The corresponding Multinomial is ${(1 + x + {x^2} + ...{x^{50}})^3}$
Hence, total number of distribution is equivalent to coefficient of ${x^{101}}$ in the expansion of ${(1 + x + {x^2} + ...{x^{50}})^3}$
Coefficient of ${x^{101}}$ in the expansion ${(1 + x + {x^2} + ...{x^{50}})^3}$
The expansion ${(1 + x + {x^2} + ...{x^{50}})^3}$ can be simplified with the help of concept of sum of Geometric progression i.e., Sum $ = \dfrac{{a(1 - {r^n})}}{{1 - r}}$ where, a is the first term and r is the common ratio.
Applying,
 ${(1 + x + {x^2} + ...{x^{50}})^3} = {(\dfrac{{{x^{51}} - 1}}{{x - 1}})^3}$
The coefficient of ${x^{101}}$ in the expansion of ${(\dfrac{{{x^{51}} - 1}}{{x - 1}})^3}$
The coefficient of ${x^{101}}$ in the expansion of ${({x^{51}} - 1)^3}{(1 - x)^{ - 3}}$
The coefficient of ${x^{101}}$ in the expansion of$({x^{153}} - 1 - 3{x^{102}} + 3{x^{51}})(1 + 3x + {}^4{C_2}{x^2} + {}^5{C_3}{x^3} + ... + ...)$
The coefficient of ${x^{101}}$ is ${}^{103}{C_{101}} - 3{}^{52}{C_{50}}$
Hence, the coefficient of ${x^{101}}$ is 1275.
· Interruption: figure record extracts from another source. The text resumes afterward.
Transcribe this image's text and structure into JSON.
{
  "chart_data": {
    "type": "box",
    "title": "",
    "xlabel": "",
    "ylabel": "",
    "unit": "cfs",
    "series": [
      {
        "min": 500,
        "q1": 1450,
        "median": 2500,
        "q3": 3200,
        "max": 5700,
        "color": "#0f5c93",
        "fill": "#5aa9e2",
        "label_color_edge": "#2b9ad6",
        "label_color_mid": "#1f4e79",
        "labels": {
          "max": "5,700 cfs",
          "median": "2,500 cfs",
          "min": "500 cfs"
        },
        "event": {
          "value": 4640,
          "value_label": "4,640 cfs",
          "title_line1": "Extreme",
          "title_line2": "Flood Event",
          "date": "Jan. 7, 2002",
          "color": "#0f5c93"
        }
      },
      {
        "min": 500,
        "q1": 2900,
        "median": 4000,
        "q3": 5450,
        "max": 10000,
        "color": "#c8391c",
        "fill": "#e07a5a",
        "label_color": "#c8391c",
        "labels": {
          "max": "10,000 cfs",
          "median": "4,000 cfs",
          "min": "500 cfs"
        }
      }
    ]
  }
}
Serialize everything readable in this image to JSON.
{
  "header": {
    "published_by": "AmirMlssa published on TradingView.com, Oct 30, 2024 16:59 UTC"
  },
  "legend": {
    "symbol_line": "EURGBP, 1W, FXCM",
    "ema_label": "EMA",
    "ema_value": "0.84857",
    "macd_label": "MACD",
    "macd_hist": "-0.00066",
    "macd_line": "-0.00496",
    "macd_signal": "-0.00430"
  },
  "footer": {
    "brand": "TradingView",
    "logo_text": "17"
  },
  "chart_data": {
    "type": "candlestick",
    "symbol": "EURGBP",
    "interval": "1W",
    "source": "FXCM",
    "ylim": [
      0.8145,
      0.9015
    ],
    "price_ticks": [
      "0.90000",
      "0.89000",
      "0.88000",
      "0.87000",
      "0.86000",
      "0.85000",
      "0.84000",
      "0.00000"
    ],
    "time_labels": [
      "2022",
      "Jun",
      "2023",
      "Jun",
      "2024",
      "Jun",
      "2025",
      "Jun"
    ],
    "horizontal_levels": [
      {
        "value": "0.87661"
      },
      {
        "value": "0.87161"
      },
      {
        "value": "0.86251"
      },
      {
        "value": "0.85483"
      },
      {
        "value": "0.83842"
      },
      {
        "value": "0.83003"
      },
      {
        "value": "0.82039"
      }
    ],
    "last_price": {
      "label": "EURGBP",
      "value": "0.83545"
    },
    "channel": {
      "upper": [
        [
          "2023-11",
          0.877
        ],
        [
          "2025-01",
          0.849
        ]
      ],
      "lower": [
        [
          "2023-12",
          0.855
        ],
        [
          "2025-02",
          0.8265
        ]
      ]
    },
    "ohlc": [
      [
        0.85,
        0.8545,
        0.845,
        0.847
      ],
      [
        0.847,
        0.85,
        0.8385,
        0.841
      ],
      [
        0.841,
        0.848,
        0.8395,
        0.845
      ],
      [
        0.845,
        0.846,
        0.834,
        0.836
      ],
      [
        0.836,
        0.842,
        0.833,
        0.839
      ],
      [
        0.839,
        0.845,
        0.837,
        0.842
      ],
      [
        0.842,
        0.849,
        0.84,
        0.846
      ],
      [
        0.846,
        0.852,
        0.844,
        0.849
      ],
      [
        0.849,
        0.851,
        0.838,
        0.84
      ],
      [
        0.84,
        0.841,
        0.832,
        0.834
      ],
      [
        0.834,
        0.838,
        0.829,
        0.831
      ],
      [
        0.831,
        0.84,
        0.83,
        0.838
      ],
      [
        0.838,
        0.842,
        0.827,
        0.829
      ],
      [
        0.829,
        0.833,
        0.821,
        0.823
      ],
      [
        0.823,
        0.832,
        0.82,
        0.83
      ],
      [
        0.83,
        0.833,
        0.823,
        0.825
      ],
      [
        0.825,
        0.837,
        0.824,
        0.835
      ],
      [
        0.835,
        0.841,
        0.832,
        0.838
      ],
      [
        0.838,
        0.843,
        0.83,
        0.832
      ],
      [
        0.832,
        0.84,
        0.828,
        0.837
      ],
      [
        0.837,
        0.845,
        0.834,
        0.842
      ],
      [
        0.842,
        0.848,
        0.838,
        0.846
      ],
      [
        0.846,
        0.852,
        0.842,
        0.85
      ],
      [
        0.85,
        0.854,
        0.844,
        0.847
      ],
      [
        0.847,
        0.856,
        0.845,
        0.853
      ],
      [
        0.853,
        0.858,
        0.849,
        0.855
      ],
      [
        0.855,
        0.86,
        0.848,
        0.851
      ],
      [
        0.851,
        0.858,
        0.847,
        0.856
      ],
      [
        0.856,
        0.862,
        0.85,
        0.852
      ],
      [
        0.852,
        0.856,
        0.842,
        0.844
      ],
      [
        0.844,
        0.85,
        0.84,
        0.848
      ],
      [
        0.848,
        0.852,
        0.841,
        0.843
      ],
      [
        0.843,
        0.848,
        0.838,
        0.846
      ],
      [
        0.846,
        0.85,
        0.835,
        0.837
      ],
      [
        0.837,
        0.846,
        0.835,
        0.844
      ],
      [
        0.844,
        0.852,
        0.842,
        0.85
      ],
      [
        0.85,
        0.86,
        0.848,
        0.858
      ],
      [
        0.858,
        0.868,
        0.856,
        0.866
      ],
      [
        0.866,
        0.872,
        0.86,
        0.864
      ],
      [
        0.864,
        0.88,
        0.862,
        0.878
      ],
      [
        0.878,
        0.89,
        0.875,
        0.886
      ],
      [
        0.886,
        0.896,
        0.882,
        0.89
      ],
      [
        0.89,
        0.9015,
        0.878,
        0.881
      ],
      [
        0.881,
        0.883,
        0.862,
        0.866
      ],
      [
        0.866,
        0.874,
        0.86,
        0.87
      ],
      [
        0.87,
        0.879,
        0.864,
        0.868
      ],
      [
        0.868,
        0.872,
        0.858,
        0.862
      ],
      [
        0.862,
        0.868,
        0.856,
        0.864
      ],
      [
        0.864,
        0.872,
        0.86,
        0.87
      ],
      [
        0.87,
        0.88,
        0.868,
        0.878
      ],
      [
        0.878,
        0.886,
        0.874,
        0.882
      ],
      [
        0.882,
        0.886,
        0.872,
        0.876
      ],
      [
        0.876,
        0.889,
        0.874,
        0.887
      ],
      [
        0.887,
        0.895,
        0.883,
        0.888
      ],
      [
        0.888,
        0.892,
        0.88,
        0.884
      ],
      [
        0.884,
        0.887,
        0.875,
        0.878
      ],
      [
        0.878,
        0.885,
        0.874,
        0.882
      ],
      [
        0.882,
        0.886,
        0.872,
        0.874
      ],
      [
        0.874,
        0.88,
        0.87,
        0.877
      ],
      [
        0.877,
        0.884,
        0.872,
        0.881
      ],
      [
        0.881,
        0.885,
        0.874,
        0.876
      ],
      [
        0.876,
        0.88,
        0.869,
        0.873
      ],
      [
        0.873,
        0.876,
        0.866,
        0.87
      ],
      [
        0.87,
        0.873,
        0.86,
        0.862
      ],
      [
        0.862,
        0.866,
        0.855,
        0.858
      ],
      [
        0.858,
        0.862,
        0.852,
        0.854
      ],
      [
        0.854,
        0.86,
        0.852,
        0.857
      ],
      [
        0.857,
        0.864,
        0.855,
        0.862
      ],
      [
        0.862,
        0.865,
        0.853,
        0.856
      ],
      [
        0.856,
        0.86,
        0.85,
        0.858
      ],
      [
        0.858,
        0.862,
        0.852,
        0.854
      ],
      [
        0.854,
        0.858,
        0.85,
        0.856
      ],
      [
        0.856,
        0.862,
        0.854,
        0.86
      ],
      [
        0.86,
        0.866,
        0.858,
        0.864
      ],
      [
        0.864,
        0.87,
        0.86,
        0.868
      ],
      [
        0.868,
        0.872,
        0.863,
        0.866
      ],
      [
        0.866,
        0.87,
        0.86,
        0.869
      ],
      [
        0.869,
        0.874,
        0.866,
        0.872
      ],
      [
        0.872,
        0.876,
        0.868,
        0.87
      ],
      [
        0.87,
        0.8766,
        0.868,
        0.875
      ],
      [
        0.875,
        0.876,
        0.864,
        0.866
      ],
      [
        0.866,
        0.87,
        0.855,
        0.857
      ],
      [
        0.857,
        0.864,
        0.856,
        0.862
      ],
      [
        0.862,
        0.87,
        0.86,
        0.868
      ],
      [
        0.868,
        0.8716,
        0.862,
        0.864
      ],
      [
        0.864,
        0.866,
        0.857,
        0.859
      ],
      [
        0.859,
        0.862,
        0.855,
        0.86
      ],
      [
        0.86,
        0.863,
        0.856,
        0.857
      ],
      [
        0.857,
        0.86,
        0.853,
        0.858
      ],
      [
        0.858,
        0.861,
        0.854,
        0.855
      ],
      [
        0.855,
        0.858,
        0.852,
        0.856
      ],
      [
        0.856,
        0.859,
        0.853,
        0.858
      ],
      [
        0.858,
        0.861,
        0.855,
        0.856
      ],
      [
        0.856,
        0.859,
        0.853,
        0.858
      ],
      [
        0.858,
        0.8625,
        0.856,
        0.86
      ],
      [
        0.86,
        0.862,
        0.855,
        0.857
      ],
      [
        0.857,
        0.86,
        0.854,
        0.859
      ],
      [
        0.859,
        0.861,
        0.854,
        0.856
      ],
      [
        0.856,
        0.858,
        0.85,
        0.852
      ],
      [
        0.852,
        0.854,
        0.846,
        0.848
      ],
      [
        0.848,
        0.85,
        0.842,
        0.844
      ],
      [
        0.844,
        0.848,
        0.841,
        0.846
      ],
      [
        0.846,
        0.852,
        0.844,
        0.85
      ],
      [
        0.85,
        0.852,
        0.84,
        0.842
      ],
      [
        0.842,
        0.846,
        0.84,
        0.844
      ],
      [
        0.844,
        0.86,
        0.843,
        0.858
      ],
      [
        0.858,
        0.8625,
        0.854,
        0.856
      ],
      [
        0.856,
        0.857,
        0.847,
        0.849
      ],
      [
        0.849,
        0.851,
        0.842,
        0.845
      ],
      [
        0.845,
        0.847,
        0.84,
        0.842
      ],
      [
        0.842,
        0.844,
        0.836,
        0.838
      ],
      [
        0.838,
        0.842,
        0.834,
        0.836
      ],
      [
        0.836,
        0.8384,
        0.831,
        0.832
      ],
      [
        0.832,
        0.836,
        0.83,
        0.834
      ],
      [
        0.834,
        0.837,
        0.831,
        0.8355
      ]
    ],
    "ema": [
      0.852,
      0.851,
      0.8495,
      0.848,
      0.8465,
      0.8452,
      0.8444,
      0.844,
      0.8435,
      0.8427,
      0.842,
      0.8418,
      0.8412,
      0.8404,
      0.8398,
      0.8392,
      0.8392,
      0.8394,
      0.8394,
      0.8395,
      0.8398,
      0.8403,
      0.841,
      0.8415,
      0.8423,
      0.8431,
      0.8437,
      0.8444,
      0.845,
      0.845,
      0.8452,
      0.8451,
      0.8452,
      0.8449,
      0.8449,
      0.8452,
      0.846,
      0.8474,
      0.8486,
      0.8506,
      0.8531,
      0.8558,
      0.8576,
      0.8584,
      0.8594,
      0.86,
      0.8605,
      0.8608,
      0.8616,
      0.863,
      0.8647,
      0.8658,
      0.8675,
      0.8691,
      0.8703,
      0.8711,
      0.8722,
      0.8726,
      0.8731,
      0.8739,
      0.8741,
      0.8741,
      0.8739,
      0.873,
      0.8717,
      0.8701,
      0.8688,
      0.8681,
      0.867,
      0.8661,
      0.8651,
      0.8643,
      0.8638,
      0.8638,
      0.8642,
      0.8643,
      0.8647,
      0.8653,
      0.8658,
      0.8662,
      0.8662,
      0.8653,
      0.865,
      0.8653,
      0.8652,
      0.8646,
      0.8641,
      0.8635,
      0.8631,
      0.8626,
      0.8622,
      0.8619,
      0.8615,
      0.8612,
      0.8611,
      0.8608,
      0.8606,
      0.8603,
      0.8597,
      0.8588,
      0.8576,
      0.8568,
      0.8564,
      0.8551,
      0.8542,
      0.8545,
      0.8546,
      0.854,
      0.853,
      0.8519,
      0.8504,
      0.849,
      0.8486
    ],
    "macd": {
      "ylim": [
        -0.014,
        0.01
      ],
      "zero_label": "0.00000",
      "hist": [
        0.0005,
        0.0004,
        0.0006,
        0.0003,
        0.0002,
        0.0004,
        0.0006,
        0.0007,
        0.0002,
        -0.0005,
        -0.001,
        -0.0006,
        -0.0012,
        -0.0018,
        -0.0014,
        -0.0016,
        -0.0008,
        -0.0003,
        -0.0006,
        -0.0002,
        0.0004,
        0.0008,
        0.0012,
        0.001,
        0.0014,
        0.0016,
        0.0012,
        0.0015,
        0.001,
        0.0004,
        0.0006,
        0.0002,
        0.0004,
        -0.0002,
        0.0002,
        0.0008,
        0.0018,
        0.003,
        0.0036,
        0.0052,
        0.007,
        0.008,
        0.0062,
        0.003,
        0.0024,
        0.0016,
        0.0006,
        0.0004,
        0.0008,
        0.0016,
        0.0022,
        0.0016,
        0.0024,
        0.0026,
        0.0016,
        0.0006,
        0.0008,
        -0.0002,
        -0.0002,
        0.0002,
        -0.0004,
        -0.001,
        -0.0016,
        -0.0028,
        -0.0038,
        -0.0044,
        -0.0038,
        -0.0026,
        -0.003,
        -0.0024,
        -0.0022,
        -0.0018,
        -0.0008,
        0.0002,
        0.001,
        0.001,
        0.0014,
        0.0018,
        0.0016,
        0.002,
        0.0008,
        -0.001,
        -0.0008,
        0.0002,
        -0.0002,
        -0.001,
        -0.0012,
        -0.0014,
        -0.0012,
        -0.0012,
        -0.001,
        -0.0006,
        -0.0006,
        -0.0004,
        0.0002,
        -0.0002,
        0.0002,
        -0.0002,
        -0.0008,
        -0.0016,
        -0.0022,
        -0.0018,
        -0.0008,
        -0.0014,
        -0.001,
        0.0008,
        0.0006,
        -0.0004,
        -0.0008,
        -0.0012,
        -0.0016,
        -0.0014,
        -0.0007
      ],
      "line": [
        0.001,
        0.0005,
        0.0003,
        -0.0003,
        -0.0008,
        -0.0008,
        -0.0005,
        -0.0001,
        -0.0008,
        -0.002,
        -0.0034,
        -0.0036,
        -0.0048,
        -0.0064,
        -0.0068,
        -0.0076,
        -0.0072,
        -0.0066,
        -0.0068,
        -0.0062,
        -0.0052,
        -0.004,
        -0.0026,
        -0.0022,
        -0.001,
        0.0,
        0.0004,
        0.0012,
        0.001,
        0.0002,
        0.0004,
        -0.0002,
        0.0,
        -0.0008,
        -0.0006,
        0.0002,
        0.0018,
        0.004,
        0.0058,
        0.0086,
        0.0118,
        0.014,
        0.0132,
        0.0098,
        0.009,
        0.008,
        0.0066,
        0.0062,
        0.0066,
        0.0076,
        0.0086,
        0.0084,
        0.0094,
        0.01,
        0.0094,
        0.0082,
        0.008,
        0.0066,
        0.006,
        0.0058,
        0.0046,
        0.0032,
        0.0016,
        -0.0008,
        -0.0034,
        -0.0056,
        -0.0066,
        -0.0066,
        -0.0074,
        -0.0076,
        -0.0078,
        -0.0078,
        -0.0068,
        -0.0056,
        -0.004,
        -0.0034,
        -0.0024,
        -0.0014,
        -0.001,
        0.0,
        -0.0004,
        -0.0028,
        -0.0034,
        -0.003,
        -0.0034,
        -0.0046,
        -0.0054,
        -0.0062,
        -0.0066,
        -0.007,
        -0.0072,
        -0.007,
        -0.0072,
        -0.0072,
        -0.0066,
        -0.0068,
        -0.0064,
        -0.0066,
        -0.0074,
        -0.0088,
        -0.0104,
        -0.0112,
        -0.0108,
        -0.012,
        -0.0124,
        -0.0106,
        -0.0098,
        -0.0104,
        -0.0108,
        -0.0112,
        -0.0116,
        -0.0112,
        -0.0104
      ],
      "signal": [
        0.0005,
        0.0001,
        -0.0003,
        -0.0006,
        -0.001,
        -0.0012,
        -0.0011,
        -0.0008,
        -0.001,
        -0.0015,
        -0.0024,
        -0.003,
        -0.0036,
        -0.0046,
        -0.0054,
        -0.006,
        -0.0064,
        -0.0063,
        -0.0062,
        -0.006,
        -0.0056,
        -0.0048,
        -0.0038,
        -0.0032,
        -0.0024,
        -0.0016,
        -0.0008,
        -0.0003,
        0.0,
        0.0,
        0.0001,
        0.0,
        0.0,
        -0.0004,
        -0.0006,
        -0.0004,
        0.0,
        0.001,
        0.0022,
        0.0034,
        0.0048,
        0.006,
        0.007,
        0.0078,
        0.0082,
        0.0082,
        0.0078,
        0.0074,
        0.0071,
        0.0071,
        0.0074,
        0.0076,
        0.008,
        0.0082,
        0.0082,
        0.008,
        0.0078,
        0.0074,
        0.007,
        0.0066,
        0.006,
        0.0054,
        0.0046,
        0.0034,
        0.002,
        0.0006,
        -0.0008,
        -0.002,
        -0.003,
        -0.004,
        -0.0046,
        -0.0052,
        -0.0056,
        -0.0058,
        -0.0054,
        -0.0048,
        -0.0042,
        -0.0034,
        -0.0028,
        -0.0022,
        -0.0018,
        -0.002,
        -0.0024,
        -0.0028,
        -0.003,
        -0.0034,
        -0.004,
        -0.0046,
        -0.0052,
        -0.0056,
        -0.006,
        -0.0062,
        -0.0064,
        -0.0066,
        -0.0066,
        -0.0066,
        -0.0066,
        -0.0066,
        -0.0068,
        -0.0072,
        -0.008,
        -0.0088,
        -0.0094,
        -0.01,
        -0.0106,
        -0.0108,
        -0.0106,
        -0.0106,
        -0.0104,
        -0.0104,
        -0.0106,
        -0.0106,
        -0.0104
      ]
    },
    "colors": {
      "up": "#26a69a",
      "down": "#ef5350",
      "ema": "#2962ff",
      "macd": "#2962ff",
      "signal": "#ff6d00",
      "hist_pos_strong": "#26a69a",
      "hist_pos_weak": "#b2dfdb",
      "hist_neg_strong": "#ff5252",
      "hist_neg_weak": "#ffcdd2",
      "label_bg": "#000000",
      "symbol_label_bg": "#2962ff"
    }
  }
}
So, the correct answer is “Option C”.

Note: In the multinomial theorem, the sum is ${n_{1,}}{n_2},...,{n_k}$ taken over such that $n{}_1 + {n_2} + {n_3} + ... + {n_k} = n$. The multinomial theorem gives us a sum of multinomial coefficients multiplied by variables. In other words, it represents an expanded series where each term in it has its own associated multinomial coefficient.